Décryptage croisé des nouvelles recommandations Middlenext, sous le regard de Martin Richer

En quelques mots :
Synthèse des recommandations de Middlenext de février 2026 « Recommandations RSE 2026 », sous le regard de Martin Richer.

Les recommandations RSE 2026 de Middlenext marquent une volonté d’ancrer la durabilité au cœur des Conseils d’administration face à une déferlante de 10 000 pages de textes réglementaires. Si le texte incite à une analyse structurelle de la vulnérabilité des modèles d’affaires et à une reprise en main de l’audit de durabilité, il demeure prisonnier d’une vision de conformité qui peine à embrasser la transformation systémique et l’inclusion des parties prenantes internes. Nous en proposons ici une synthèse, et j’ai choisi de vous proposer d’accompagner cette synthèse d’une critique riche de Martin Richer,

Les ressources

🔗 Communiqué de presse Middlenext pour la publication de ses « Recommandations RSE 2026 »
🔗 « Recommandations RSE 2026 » publié en février 2026 par Middlenext en version française
🔗 « Recommandations RSE 2026 » publié en février 2026 par Middlenext en version anglaise
🔗 La critique très utile de Martin Richer sur son blog , expert reconnu de la RSE (et pas que…)

Sommaire

Une synthèse du texte de Middlenext

Les instances face à l’inflation normative
L’asymétrie entre les ressources des PME et l’exigence des 150 textes du Pacte vert européen impose une structuration rigoureuse de la gouvernance. La création d’un comité RSE, préconisée depuis 2021, devient le pivot d’une charge de travail que Middlenext estime à six séances annuelles minimum pour couvrir l’exhaustivité des enjeux. Cette instance doit être pilotée par un président indépendant et composée exclusivement d’administrateurs indépendants, reléguant les représentants des salariés au rang d’invités occasionnels. Parallèlement, l’irrégularité des compétences au sein des comités d’audit doit être corrigée par une imprégnation généralisée des sujets de durabilité, désormais indissociables des équilibres financiers.

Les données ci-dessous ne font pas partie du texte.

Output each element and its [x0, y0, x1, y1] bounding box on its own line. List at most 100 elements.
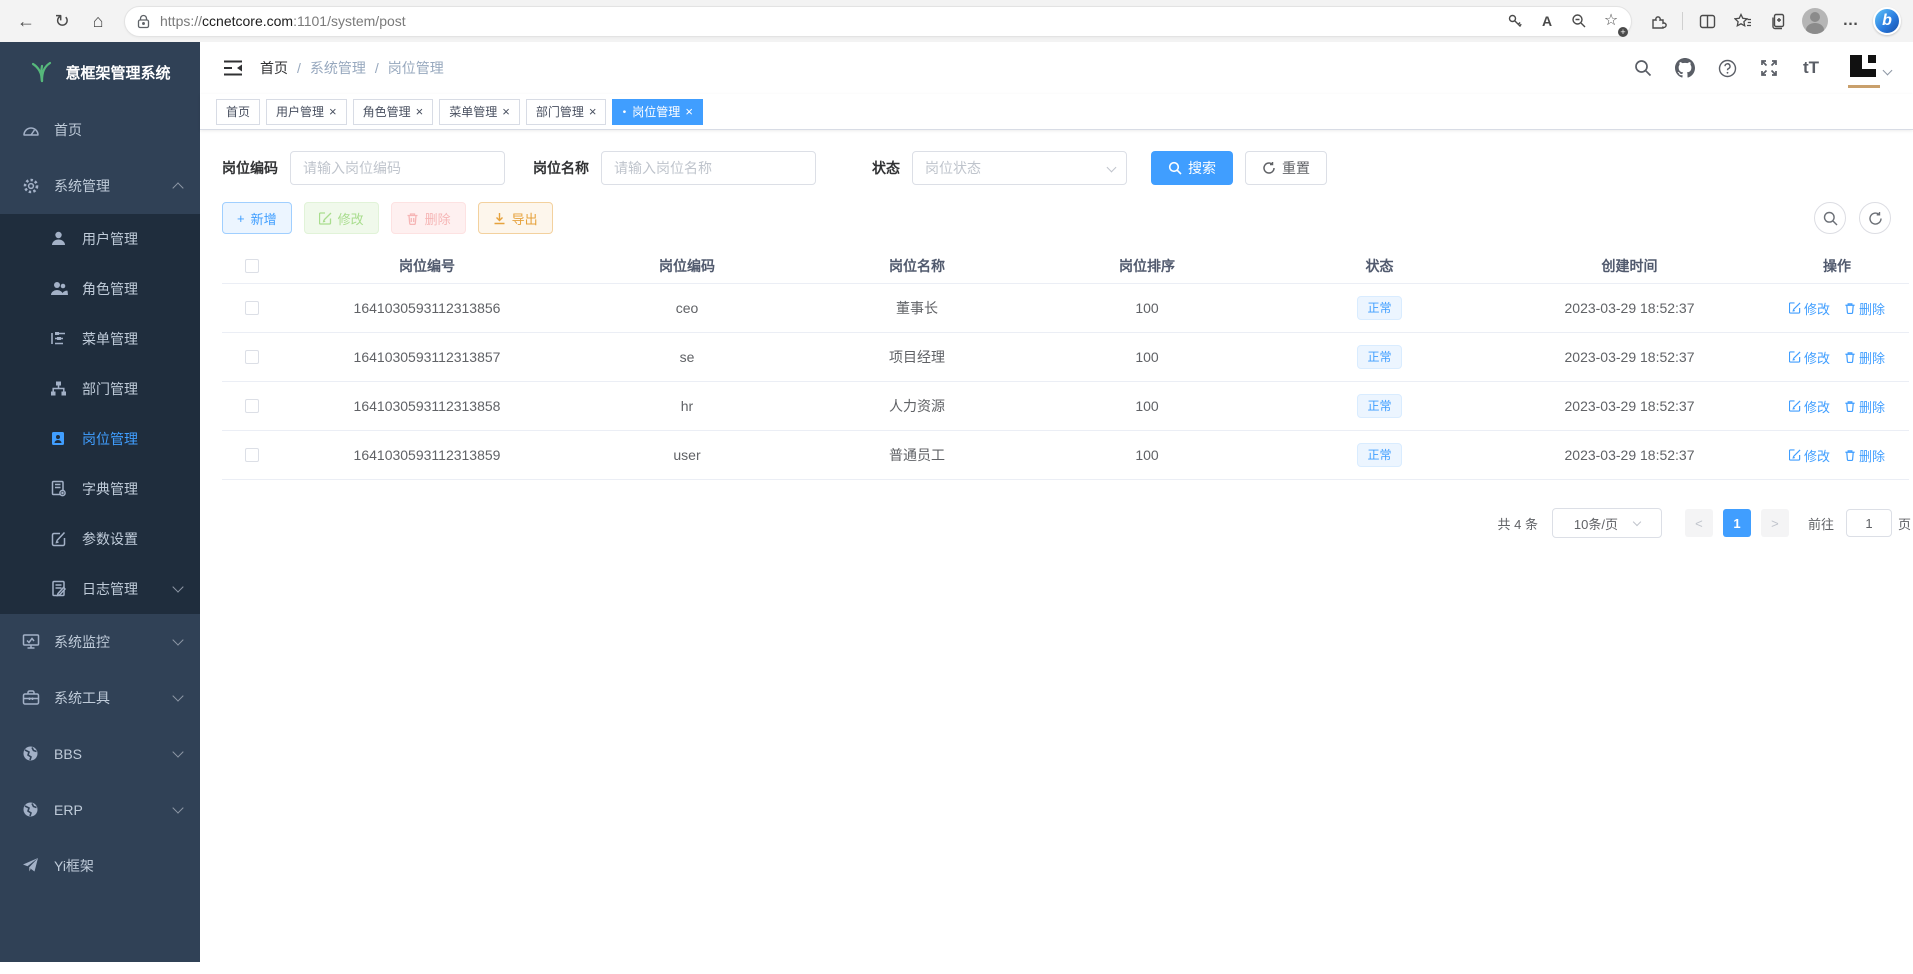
refresh-table-button[interactable] [1859, 202, 1891, 234]
reset-button[interactable]: 重置 [1245, 151, 1327, 185]
post-id-cell: 1641030593112313859 [282, 447, 572, 463]
edit-button[interactable]: 修改 [304, 202, 379, 234]
trash-icon [1844, 449, 1856, 461]
sidebar-item-label: 岗位管理 [82, 429, 182, 449]
sidebar-item-tools[interactable]: 系统工具 [0, 670, 200, 726]
bing-copilot-icon[interactable]: b [1871, 5, 1903, 37]
fullscreen-icon[interactable] [1758, 57, 1780, 79]
next-page-button[interactable]: > [1761, 509, 1789, 537]
settings-menu-icon[interactable]: … [1835, 5, 1867, 37]
row-edit-link[interactable]: 修改 [1789, 446, 1830, 465]
browser-refresh-button[interactable]: ↻ [46, 5, 78, 37]
row-checkbox[interactable] [245, 301, 259, 315]
sidebar-item-posts[interactable]: 岗位管理 [0, 414, 200, 464]
chevron-down-icon [172, 690, 183, 701]
sidebar-item-label: ERP [54, 802, 174, 818]
github-icon[interactable] [1674, 57, 1696, 79]
status-badge: 正常 [1357, 296, 1401, 320]
zoom-out-icon[interactable] [1565, 7, 1593, 35]
tags-view-bar: 首页 用户管理 × 角色管理 × 菜单管理 × 部门管理 × ● 岗位管理 × [200, 94, 1913, 130]
browser-home-button[interactable]: ⌂ [82, 5, 114, 37]
sidebar-item-menus[interactable]: 菜单管理 [0, 314, 200, 364]
tab-role-mgmt[interactable]: 角色管理 × [353, 99, 434, 125]
sidebar-item-home[interactable]: 首页 [0, 102, 200, 158]
sidebar-item-label: 系统工具 [54, 688, 174, 708]
read-aloud-icon[interactable]: A [1533, 7, 1561, 35]
sidebar-item-monitor[interactable]: 系统监控 [0, 614, 200, 670]
sidebar-item-parameters[interactable]: 参数设置 [0, 514, 200, 564]
sidebar-item-departments[interactable]: 部门管理 [0, 364, 200, 414]
tab-home[interactable]: 首页 [216, 99, 260, 125]
sidebar-item-roles[interactable]: 角色管理 [0, 264, 200, 314]
tab-label: 菜单管理 [449, 103, 497, 120]
profile-avatar[interactable] [1799, 5, 1831, 37]
row-delete-link[interactable]: 删除 [1844, 299, 1885, 318]
app-logo[interactable]: 意框架管理系统 [0, 42, 200, 102]
tab-post-mgmt[interactable]: ● 岗位管理 × [612, 99, 702, 125]
help-icon[interactable] [1716, 57, 1738, 79]
address-bar[interactable]: https://ccnetcore.com:1101/system/post A… [124, 6, 1632, 37]
prev-page-button[interactable]: < [1685, 509, 1713, 537]
close-icon[interactable]: × [502, 105, 510, 118]
row-edit-link[interactable]: 修改 [1789, 348, 1830, 367]
goto-page-input[interactable] [1846, 509, 1892, 537]
toggle-search-button[interactable] [1814, 202, 1846, 234]
close-icon[interactable]: × [685, 105, 693, 118]
row-checkbox[interactable] [245, 448, 259, 462]
sidebar-item-yi-framework[interactable]: Yi框架 [0, 838, 200, 894]
browser-back-button[interactable]: ← [10, 5, 42, 37]
tab-menu-mgmt[interactable]: 菜单管理 × [439, 99, 520, 125]
breadcrumb-system[interactable]: 系统管理 [310, 58, 366, 78]
sidebar-item-dictionaries[interactable]: 字典管理 [0, 464, 200, 514]
chevron-down-icon [1883, 65, 1893, 75]
row-edit-link[interactable]: 修改 [1789, 299, 1830, 318]
sidebar-item-logs[interactable]: 日志管理 [0, 564, 200, 614]
table-row: 1641030593112313856 ceo 董事长 100 正常 2023-… [222, 284, 1909, 333]
export-button[interactable]: 导出 [478, 202, 553, 234]
row-delete-link[interactable]: 删除 [1844, 397, 1885, 416]
status-label: 状态 [872, 158, 900, 178]
password-key-icon[interactable] [1501, 7, 1529, 35]
sidebar-item-erp[interactable]: ERP [0, 782, 200, 838]
delete-button[interactable]: 删除 [391, 202, 466, 234]
extensions-icon[interactable] [1642, 5, 1674, 37]
sidebar-item-users[interactable]: 用户管理 [0, 214, 200, 264]
select-all-checkbox[interactable] [245, 259, 259, 273]
split-screen-icon[interactable] [1691, 5, 1723, 37]
row-delete-link[interactable]: 删除 [1844, 446, 1885, 465]
header-search-icon[interactable] [1632, 57, 1654, 79]
breadcrumb-home[interactable]: 首页 [260, 58, 288, 78]
post-code-cell: se [572, 349, 802, 365]
status-select[interactable]: 岗位状态 [912, 151, 1127, 185]
close-icon[interactable]: × [589, 105, 597, 118]
search-button[interactable]: 搜索 [1151, 151, 1233, 185]
tab-user-mgmt[interactable]: 用户管理 × [266, 99, 347, 125]
sidebar-item-bbs[interactable]: BBS [0, 726, 200, 782]
post-code-input[interactable] [290, 151, 505, 185]
globe-icon [22, 801, 40, 819]
collections-icon[interactable] [1763, 5, 1795, 37]
page-size-select[interactable]: 10条/页 [1552, 508, 1662, 538]
delete-button-label: 删除 [425, 209, 451, 228]
create-time-cell: 2023-03-29 18:52:37 [1497, 349, 1762, 365]
tab-label: 用户管理 [276, 103, 324, 120]
column-header: 状态 [1262, 256, 1497, 276]
close-icon[interactable]: × [416, 105, 424, 118]
page-number-button[interactable]: 1 [1723, 509, 1751, 537]
favorites-icon[interactable] [1727, 5, 1759, 37]
sidebar-item-system[interactable]: 系统管理 [0, 158, 200, 214]
font-size-icon[interactable]: tT [1800, 57, 1822, 79]
breadcrumb: 首页 / 系统管理 / 岗位管理 [260, 58, 444, 78]
row-delete-link[interactable]: 删除 [1844, 348, 1885, 367]
add-favorite-icon[interactable]: ☆+ [1597, 7, 1625, 35]
row-checkbox[interactable] [245, 399, 259, 413]
sidebar-collapse-icon[interactable] [222, 57, 244, 79]
tab-dept-mgmt[interactable]: 部门管理 × [526, 99, 607, 125]
user-avatar-menu[interactable] [1842, 53, 1891, 83]
row-edit-link[interactable]: 修改 [1789, 397, 1830, 416]
post-code-cell: ceo [572, 300, 802, 316]
post-name-input[interactable] [601, 151, 816, 185]
close-icon[interactable]: × [329, 105, 337, 118]
row-checkbox[interactable] [245, 350, 259, 364]
add-button[interactable]: + 新增 [222, 202, 292, 234]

La résilience du modèle d’affaires, impératif stratégique
L’évaluation de la viabilité à long terme de l’entreprise se déplace vers l’analyse des risques physiques et de transition, plaçant le stress hydrique et les ruptures des chaînes d’approvisionnement au centre des préoccupations du Conseil. Cette cartographie de la valeur, étendue à l’amont et à l’aval, vise à identifier les fragilités systémiques qui pourraient impacter irréversiblement la pérennité de l’activité. Middlenext exhorte ainsi les dirigeants à sortir de l’angle mort de la biodiversité, refusant que l’absence de méthodologie serve de prétexte à une déclaration de non-matérialité.